October

October is traditionally a time of great reflection and new beginnings for me.

Earlier in life, it was the time that the new school year stopped seeming quite so new, when the weather got nice, and when it was time for the fair–which always made me feel like a kid again, long after I’d stopped really being one. It was when I moved to Charlotte in 1986 and San Francisco in 1992, and it was when I began my career as a librarian in 2009. It was in October that I first met the love of my life in 2001 (and October again nine years later when that relationship really began to break down in earnest). And October has always been my favorite time of year to travel.

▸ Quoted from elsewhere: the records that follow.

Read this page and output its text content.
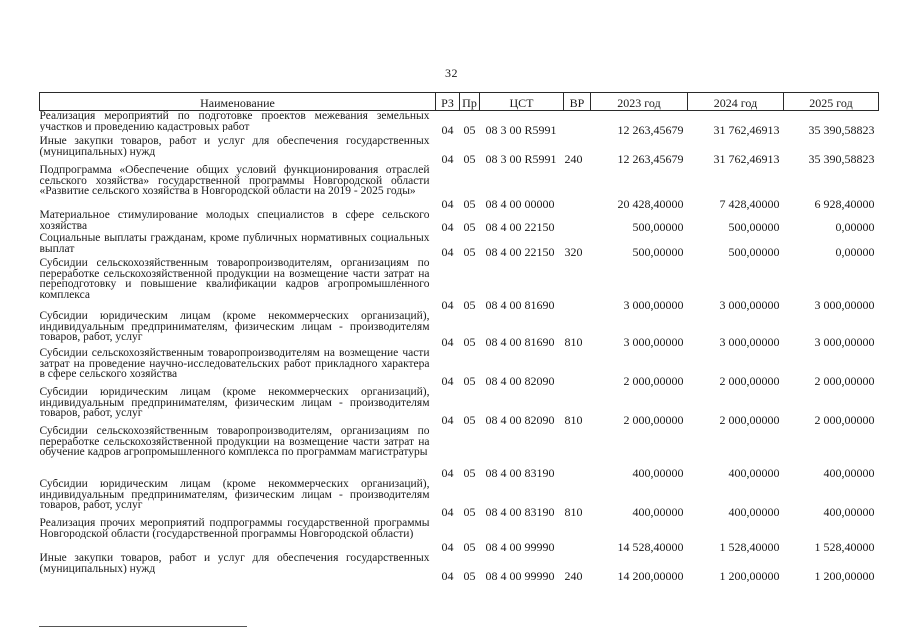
32
Наименование	РЗ	Пр	ЦСТ	ВР	2023 год	2024 год	2025 год

Реализация мероприятий по подготовке проектов межевания земельных участков и проведению кадастровых работ	04	05	08 3 00 R5991		12 263,45679	31 762,46913	35 390,58823

Иные закупки товаров, работ и услуг для обеспечения государственных (муниципальных) нужд	04	05	08 3 00 R5991	240	12 263,45679	31 762,46913	35 390,58823

Подпрограмма «Обеспечение общих условий функционирования отраслей сельского хозяйства» государственной программы Новгородской области «Развитие сельского хозяйства в Новгородской области на 2019 - 2025 годы»	04	05	08 4 00 00000		20 428,40000	7 428,40000	6 928,40000

Материальное стимулирование молодых специалистов в сфере сельского хозяйства	04	05	08 4 00 22150		500,00000	500,00000	0,00000

Социальные выплаты гражданам, кроме публичных нормативных социальных выплат	04	05	08 4 00 22150	320	500,00000	500,00000	0,00000

Субсидии сельскохозяйственным товаропроизводителям, организациям по переработке сельскохозяйственной продукции на возмещение части затрат на переподготовку и повышение квалификации кадров агропромышленного комплекса	04	05	08 4 00 81690		3 000,00000	3 000,00000	3 000,00000

Субсидии юридическим лицам (кроме некоммерческих организаций), индивидуальным предпринимателям, физическим лицам - производителям товаров, работ, услуг	04	05	08 4 00 81690	810	3 000,00000	3 000,00000	3 000,00000

Субсидии сельскохозяйственным товаропроизводителям на возмещение части затрат на проведение научно-исследовательских работ прикладного характера в сфере сельского хозяйства	04	05	08 4 00 82090		2 000,00000	2 000,00000	2 000,00000

Субсидии юридическим лицам (кроме некоммерческих организаций), индивидуальным предпринимателям, физическим лицам - производителям товаров, работ, услуг	04	05	08 4 00 82090	810	2 000,00000	2 000,00000	2 000,00000

Субсидии сельскохозяйственным товаропроизводителям, организациям по переработке сельскохозяйственной продукции на возмещение части затрат на обучение кадров агропромышленного комплекса по программам магистратуры	04	05	08 4 00 83190		400,00000	400,00000	400,00000

Субсидии юридическим лицам (кроме некоммерческих организаций), индивидуальным предпринимателям, физическим лицам - производителям товаров, работ, услуг	04	05	08 4 00 83190	810	400,00000	400,00000	400,00000

Реализация прочих мероприятий подпрограммы государственной программы Новгородской области (государственной программы Новгородской области)	04	05	08 4 00 99990		14 528,40000	1 528,40000	1 528,40000

Иные закупки товаров, работ и услуг для обеспечения государственных (муниципальных) нужд	04	05	08 4 00 99990	240	14 200,00000	1 200,00000	1 200,00000
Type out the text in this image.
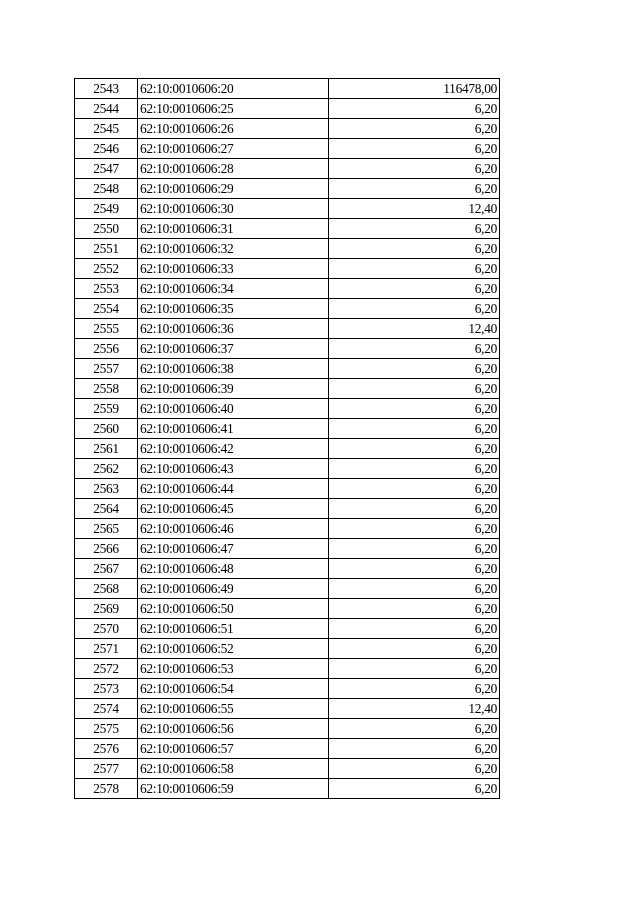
2543	62:10:0010606:20	116478,00
2544	62:10:0010606:25	6,20
2545	62:10:0010606:26	6,20
2546	62:10:0010606:27	6,20
2547	62:10:0010606:28	6,20
2548	62:10:0010606:29	6,20
2549	62:10:0010606:30	12,40
2550	62:10:0010606:31	6,20
2551	62:10:0010606:32	6,20
2552	62:10:0010606:33	6,20
2553	62:10:0010606:34	6,20
2554	62:10:0010606:35	6,20
2555	62:10:0010606:36	12,40
2556	62:10:0010606:37	6,20
2557	62:10:0010606:38	6,20
2558	62:10:0010606:39	6,20
2559	62:10:0010606:40	6,20
2560	62:10:0010606:41	6,20
2561	62:10:0010606:42	6,20
2562	62:10:0010606:43	6,20
2563	62:10:0010606:44	6,20
2564	62:10:0010606:45	6,20
2565	62:10:0010606:46	6,20
2566	62:10:0010606:47	6,20
2567	62:10:0010606:48	6,20
2568	62:10:0010606:49	6,20
2569	62:10:0010606:50	6,20
2570	62:10:0010606:51	6,20
2571	62:10:0010606:52	6,20
2572	62:10:0010606:53	6,20
2573	62:10:0010606:54	6,20
2574	62:10:0010606:55	12,40
2575	62:10:0010606:56	6,20
2576	62:10:0010606:57	6,20
2577	62:10:0010606:58	6,20
2578	62:10:0010606:59	6,20
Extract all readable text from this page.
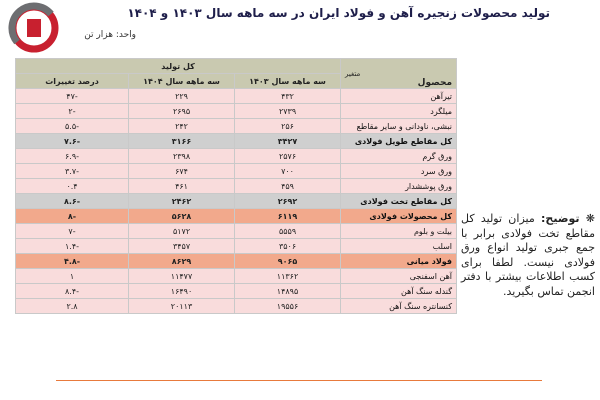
تولید محصولات زنجیره آهن و فولاد ایران در سه ماهه سال ۱۴۰۳ و ۱۴۰۴
واحد: هزار تن
متغیر
محصول	کل تولید		
	سه ماهه سال ۱۴۰۳	سه ماهه سال ۱۴۰۴	درصد تغییرات
تیرآهن	۴۳۲	۲۲۹	-۴۷
میلگرد	۲۷۳۹	۲۶۹۵	-۲
نبشی، ناودانی و سایر مقاطع	۲۵۶	۲۴۲	-۵.۵
کل مقاطع طویل فولادی	۳۴۲۷	۳۱۶۶	-۷.۶
ورق گرم	۲۵۷۶	۲۳۹۸	-۶.۹
ورق سرد	۷۰۰	۶۷۴	-۳.۷
ورق پوششدار	۴۵۹	۴۶۱	۰.۴
کل مقاطع تخت فولادی	۲۶۹۲	۲۴۶۲	-۸.۶
کل محصولات فولادی	۶۱۱۹	۵۶۲۸	-۸
بیلت و بلوم	۵۵۵۹	۵۱۷۲	-۷
اسلب	۳۵۰۶	۳۴۵۷	-۱.۴
فولاد میانی	۹۰۶۵	۸۶۲۹	-۴.۸
آهن اسفنجی	۱۱۳۶۲	۱۱۴۷۷	۱
گندله سنگ آهن	۱۴۸۹۵	۱۶۴۹۰	-۸.۴
کنسانتره سنگ آهن	۱۹۵۵۶	۲۰۱۱۳	۲.۸
❋ توضیح: میزان تولید کل مقاطع تخت فولادی برابر با جمع جبری تولید انواع ورق فولادی نیست. لطفا برای کسب اطلاعات بیشتر با دفتر انجمن تماس بگیرید.
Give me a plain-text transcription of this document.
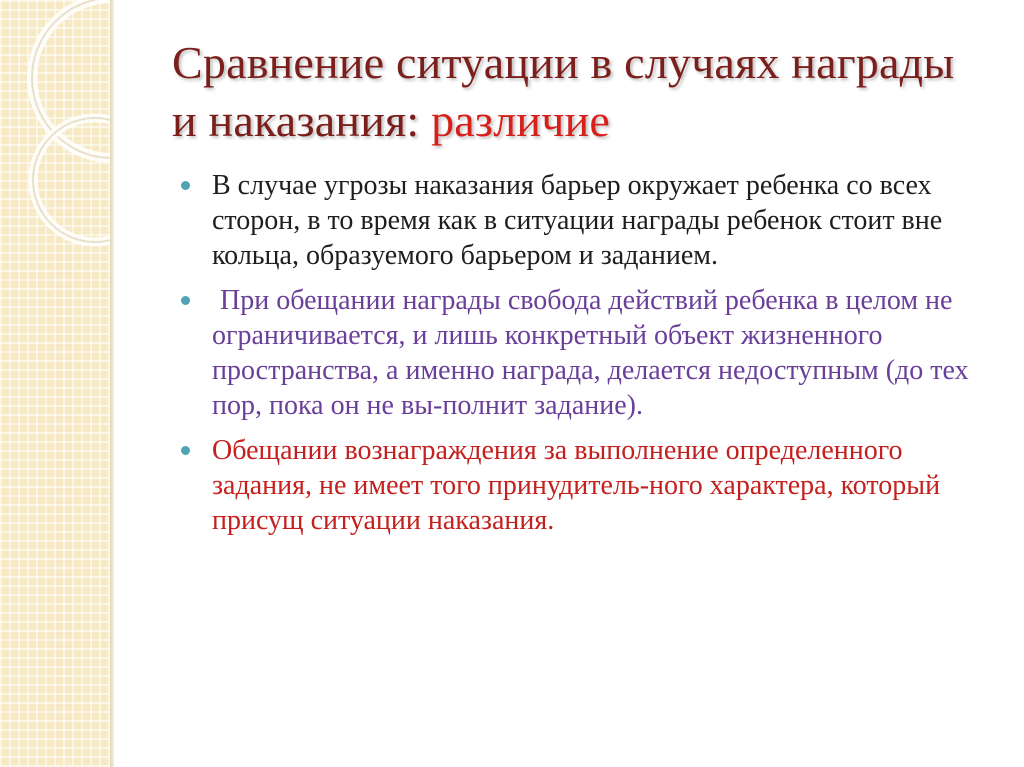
Сравнение ситуации в случаях награды и наказания: различие
В случае угрозы наказания барьер окружает ребенка со всех сторон, в то время как в ситуации награды ребенок стоит вне кольца, образуемого барьером и заданием.
При обещании награды свобода действий ребенка в целом не ограничивается, и лишь конкретный объект жизненного пространства, а именно награда, делается недоступным (до тех пор, пока он не вы-полнит задание).
Обещании вознаграждения за выполнение определенного задания, не имеет того принудитель-ного характера, который присущ ситуации наказания.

Now I’m starting my forty-eighth October. The weather has been lovely and the school year is once again becoming less new. I stopped going to the fair after the last three or four times because it doesn’t make me feel like a kid anymore. I’m not moving this year, but I’m starting my third year in this new career and doing quite well with it. And I’m alone again, which may be best for everyone involved–but that doesn’t make it any easier.

As in so many Octobers past, I’m also about to be traveling and pondering the future on a far away highway. I’m probably expecting too much from a simple road trip, but this one is extremely important to me. I need some time to be alone outside my everyday environment. I need to remember that there’s a world outside my little protective cocoon of home, work, and the highway connecting the two. I need to think about what that world means to me, about what my place in it might be, and about how I might proceed in order to get rolling on the next phase of my life. I need to get back in touch with me as an individual (rather than “me as a son” or “me as an ex-husband”) and what is important to my own happiness. I need to stop thinking so much about where I’ve been and start thinking about where I’m going.

And I need something…anything…that makes me feel like a kid again.